My favorite works of Yuan porcelain are those with aquatic themes like this lovely rare fish jar from the middle of the fourteenth century. On the vase, four intricately painted fish swim gracefully through water poppy, duck weed, water clover, eel grass, and hornwort. The neck features waves lapping above a peony border while the base shows flaming pearls. With unerring skill the master painter who made this jar has noted the details of the natural world. The fish seem alive. Their expressions reflect the different personalities of the different species. To explain the complicated symbolic/poetic wordplay which underlies this vase (and many of the images featured in classic Chinese art) I will rely on the Christie’s auction website, where the vase was described prior to sale:
The fish on the current jar provide a…complex rebus, since they appear to be qing black carp (mylopharyngodon piceus); (hongqi) bai predatory carp or redfin culter (culter erythropterus); lian silver carp (hypopthalmichthys molitrix); and gui or jue Chinese perch or mandarin fish (siniperca chuatsi). The names of these fish combine to provide rebuses which suggest either qing bai lian gui ‘of good descent, modest and honourable’ or qingbai lianjie ‘of honourable descent and incorruptible’.
A fish, in this case a sea perch, is also the subject of this magnificent plate from the Metropolitan Museum of Art. The perch gapes open his mouth to leer at visitors from a bed of eelgrass. Around the central scene is a particularly vivid cavetto of lotus blossoms. Archaeological discoveries indicate that the plate was manufactured at Jingdezhen in Jiangxi Province. Fish were a popular motif of Yuan porcelain because of a well-known Taoist maxim which compared people who had found their place in the flux of Tao to fish perfectly suited to living in their watery realm. The Han literati of the Yuan era had been displaced by Mongol elite and they frequently yearned for a more serene and central place in their world, an attitude quietly reflected by splendid aquatic porcelain.

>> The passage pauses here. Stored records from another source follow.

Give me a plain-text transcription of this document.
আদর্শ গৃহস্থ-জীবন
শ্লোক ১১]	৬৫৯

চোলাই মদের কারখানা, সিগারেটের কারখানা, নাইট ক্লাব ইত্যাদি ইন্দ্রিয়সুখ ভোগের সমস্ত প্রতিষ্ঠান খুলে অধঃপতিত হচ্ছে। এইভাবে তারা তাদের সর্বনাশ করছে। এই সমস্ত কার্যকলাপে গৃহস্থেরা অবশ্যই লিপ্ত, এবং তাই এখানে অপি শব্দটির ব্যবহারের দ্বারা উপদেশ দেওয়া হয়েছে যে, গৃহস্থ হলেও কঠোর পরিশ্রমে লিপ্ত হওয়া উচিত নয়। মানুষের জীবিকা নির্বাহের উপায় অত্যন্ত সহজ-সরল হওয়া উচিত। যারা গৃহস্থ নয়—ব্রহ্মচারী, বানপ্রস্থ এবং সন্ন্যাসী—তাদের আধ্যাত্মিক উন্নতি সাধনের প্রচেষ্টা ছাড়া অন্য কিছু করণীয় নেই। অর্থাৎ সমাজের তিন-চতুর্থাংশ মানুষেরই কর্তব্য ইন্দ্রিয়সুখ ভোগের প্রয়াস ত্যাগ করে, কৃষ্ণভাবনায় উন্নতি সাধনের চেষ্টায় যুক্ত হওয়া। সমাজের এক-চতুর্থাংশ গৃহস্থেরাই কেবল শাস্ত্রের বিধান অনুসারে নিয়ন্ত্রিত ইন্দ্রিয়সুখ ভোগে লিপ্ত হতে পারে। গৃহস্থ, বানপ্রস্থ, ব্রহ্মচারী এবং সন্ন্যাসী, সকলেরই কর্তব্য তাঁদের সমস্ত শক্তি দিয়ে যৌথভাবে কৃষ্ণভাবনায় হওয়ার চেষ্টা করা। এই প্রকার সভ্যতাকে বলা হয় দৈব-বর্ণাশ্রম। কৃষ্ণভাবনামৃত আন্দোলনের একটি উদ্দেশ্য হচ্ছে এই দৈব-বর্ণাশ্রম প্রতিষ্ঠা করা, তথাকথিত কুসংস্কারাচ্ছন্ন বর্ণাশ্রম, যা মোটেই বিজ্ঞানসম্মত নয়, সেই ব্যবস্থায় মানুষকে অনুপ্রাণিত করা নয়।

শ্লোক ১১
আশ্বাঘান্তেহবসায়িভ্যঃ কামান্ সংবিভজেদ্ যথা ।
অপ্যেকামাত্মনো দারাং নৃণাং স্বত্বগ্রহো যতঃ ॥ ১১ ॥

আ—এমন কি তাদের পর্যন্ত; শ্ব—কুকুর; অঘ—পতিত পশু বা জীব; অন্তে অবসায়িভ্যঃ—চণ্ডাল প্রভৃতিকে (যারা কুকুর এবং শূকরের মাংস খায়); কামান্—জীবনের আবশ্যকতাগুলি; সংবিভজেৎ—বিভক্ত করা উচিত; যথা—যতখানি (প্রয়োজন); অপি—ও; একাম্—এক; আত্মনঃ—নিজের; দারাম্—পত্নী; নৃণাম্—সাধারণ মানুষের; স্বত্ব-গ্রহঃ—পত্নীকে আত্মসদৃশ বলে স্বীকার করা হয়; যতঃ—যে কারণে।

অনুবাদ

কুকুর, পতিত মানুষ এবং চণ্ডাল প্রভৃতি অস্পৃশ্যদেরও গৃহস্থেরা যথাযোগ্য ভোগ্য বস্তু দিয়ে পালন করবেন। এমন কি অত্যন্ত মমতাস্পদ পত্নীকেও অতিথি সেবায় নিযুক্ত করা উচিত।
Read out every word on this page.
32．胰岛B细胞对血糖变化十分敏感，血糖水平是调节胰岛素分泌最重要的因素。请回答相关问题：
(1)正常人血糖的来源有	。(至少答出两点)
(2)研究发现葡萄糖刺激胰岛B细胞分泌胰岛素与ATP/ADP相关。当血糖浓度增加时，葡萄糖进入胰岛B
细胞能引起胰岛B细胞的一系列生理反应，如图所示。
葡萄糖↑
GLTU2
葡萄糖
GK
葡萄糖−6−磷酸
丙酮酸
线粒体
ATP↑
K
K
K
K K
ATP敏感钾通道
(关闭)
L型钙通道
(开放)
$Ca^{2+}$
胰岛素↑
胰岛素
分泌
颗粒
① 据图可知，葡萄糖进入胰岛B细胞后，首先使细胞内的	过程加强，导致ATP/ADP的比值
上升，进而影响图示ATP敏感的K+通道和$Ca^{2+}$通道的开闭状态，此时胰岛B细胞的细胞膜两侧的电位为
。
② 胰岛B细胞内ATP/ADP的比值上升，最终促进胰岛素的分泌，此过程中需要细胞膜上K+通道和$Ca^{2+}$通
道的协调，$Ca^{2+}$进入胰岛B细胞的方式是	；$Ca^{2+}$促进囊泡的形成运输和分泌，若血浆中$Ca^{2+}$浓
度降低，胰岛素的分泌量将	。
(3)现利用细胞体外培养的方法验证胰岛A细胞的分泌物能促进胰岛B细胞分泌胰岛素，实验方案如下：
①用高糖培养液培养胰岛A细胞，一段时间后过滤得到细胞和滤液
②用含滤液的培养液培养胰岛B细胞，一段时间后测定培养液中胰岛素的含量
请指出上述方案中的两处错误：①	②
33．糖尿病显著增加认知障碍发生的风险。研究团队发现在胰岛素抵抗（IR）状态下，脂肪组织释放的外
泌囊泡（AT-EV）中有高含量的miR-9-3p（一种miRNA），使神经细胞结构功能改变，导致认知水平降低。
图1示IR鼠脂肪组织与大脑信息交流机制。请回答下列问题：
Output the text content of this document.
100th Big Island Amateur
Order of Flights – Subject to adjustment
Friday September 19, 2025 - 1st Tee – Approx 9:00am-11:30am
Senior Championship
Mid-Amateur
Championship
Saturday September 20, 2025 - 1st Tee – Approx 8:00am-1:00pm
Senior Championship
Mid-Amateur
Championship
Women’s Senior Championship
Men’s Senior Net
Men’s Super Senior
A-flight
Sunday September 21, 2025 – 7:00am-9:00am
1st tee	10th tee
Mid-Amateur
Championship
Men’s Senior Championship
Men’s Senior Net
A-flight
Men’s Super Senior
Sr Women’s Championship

The final jar (also made in Jingdezhen in Jiangxi during the mid fourteenth century) shows not a fish but a vigorous fish-eating duck. His feathers are standing up in a fierce crest and he has a wild look in his eye. A pair of mandarin ducks is the ancient Chinese symbol for love, trust, and happiness in marriage–however this is not a pair of mandarin ducks but a carnivorous merganser hunting alone among the water weeds (although it seems there might be another one on the other side of the jar). It’s hard not to wonder whether this unusual duck unconsciously represents the Han’s unhappiness in their marriage to their fierce Mongol overlords.